Thursday 25 February 2021

Cerpen: Kanvas-Kanvas Baru

#NAD_30HariMenulis2020
#Hari_ke_7
#NomorAbsen_302
Jumkat : 550 kata


Kanvas-Kanvas Baru


    Aku benci sekolah. Tugas yang menumpuk, teman-teman yang berperilaku buruk, juga banyak hal lain yang selalu memberatkan pikiranku. Lebih baik aku di sini, di kamarku yang sempit ditemani kanvas, cat air, dan kuas.

    Aku benci sekolah. Mendengarkan penjelasan dari guru tentang hal-hal yang tak akan begitu berguna di kehidupanku. Menyuruhku mengingat nama-nama aneh dari negeri jauh, istilah-istilah yang tak bisa kupakai dalam percakapan sehari-hari, dan rumus-rumus yang bahkan ibuku saja sudah tak ingat untuk apa. Lagipula, aku sudah dicap sebagai pembuat onar yang tak memiliki masa depan, jadi untuk apa kuteruskan bertahan?

    "Suatu hari nanti, kamu akan membutuhkan ilmu-ilmu itu, Mas," ucapan seperti itulah yang selalu diulang-ulang ibu.

    "Bodo amat!" Ingin kuteriakkan kalimat itu, bukan hanya pada satu, dua, atau beberapa orang. Aku ingin mengucapkan kalimat itu pada dunia. Di sekolahkan pun, aku akan tetap bodoh tentang angka, tentang bahasa, atau membuat benda. Semua pelajaran itu mengalir saja di kepalaku, tanpa mau --setidaknya-- diam, atau membasahinya meski sebentar.

    Jadi wajar saja aku selalu dikucilkan dan tak memiliki teman. Aku memang tak berguna.

    Seringkali aku ditegur karena tak memerhatikan dan lebih asyik membuat gurat-gurat tak menentu di atas kertas. Mengangkat sebelah kaki sambil menjewer telinga adalah hal biasa. Bagiku, itu lebih baik dibanding menatap gerakan dan pembicaraan monoton guruku.

    Tak ada komunikasi, tak ada perbincangan dua sisi. Hanya pembelajaran satu arah yang membosankan. Mirip seperti menonton sinetron yang telah diputar berulang-ulang. Tidak menarik.

    Hingga suatu hari, datang seorang guru nyentrik yang tiba-tiba saja masuk ke kelasku. Menghipnotis semua murid dengan auranya yang seperti teman lama.

    Gerimis bulan juni datang berkunjung. Memaksa kami --para siswa-- harus lebih merapatkan jaket untuk menghilangkan gigil.

    "Selamat siang, Anak-anak. Perkenalkan nama saya Rendi, guru baru kalian di bidang seni. Mohon bantuannya untuk beberapa bulan ke depan."

    Seketika, hening hinggap di telingaku. Kelas ini rasanya sudah pindah dimensi. Tak seperti biasanya.

    Lelaki itu lalu tersenyum, mengedarkan pandangan ke seluruh ruang kelas, lalu memejamkan mata sebentar sebelum melanjutkan berbicara.

    "Ada yang suka dengan drama, alat musik, atau melukis?"

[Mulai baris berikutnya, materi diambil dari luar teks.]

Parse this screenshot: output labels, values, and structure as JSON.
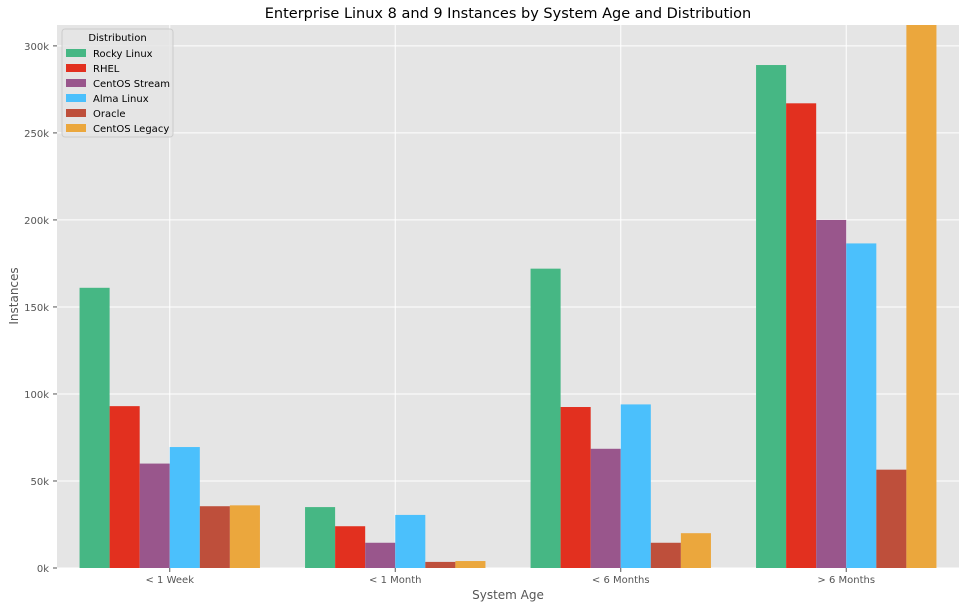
{
  "chart_data": {
    "type": "bar",
    "title": "Enterprise Linux 8 and 9 Instances by System Age and Distribution",
    "xlabel": "System Age",
    "ylabel": "Instances",
    "categories": [
      "< 1 Week",
      "< 1 Month",
      "< 6 Months",
      "> 6 Months"
    ],
    "series": [
      {
        "name": "Rocky Linux",
        "color": "#46b784",
        "values": [
          161000,
          35000,
          172000,
          289000
        ]
      },
      {
        "name": "RHEL",
        "color": "#e2301f",
        "values": [
          93000,
          24000,
          92500,
          267000
        ]
      },
      {
        "name": "CentOS Stream",
        "color": "#99568c",
        "values": [
          60000,
          14500,
          68500,
          200000
        ]
      },
      {
        "name": "Alma Linux",
        "color": "#4bc0fc",
        "values": [
          69500,
          30500,
          94000,
          186500
        ]
      },
      {
        "name": "Oracle",
        "color": "#be4f3b",
        "values": [
          35500,
          3500,
          14500,
          56500
        ]
      },
      {
        "name": "CentOS Legacy",
        "color": "#eba73d",
        "values": [
          36000,
          4000,
          20000,
          320000
        ]
      }
    ],
    "ylim": [
      0,
      312000
    ],
    "yticks": [
      0,
      50000,
      100000,
      150000,
      200000,
      250000,
      300000
    ],
    "ytick_labels": [
      "0k",
      "50k",
      "100k",
      "150k",
      "200k",
      "250k",
      "300k"
    ],
    "grid": true,
    "legend": {
      "title": "Distribution",
      "placement": "top-left"
    },
    "background": "#e5e5e5"
  }
}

    Masih tak ada jawaban. Aku yang biasanya lantang untuk berbicara, kini seperti macan kehilangan aumannya.

    "Baiklah, jika tak ada yang mau berkata." Guru itu menghampiriku, menyerahkan lembar-lembar kertas untuk dibagikan, lalu mengucapkan kata tolong yang terasa begitu lembut. Dan, bodohnya aku yang mengikuti perintahnya.

    Belum selesai aku membagikannya, beliau malah berkata dengan tegasnya. "Setiap orang punya kelebihan dan kekurangannya sendiri. Jadi, untuk kalian, kanvas-kanvas baru. Camkan ini. Jangan takut untuk salah, jangan takut untuk melangkah. Jatuh, bangun lagi. Tersungkur, bangkit lagi. Sangat manusiawi jika takut gagal dan kadang kehilangan harapan. Namun, di dunia ini tak ada manusia yang gagal. Prinsip, motivasi, kerja keras, dan tujuan yang hendak dicapailah yang membedakan."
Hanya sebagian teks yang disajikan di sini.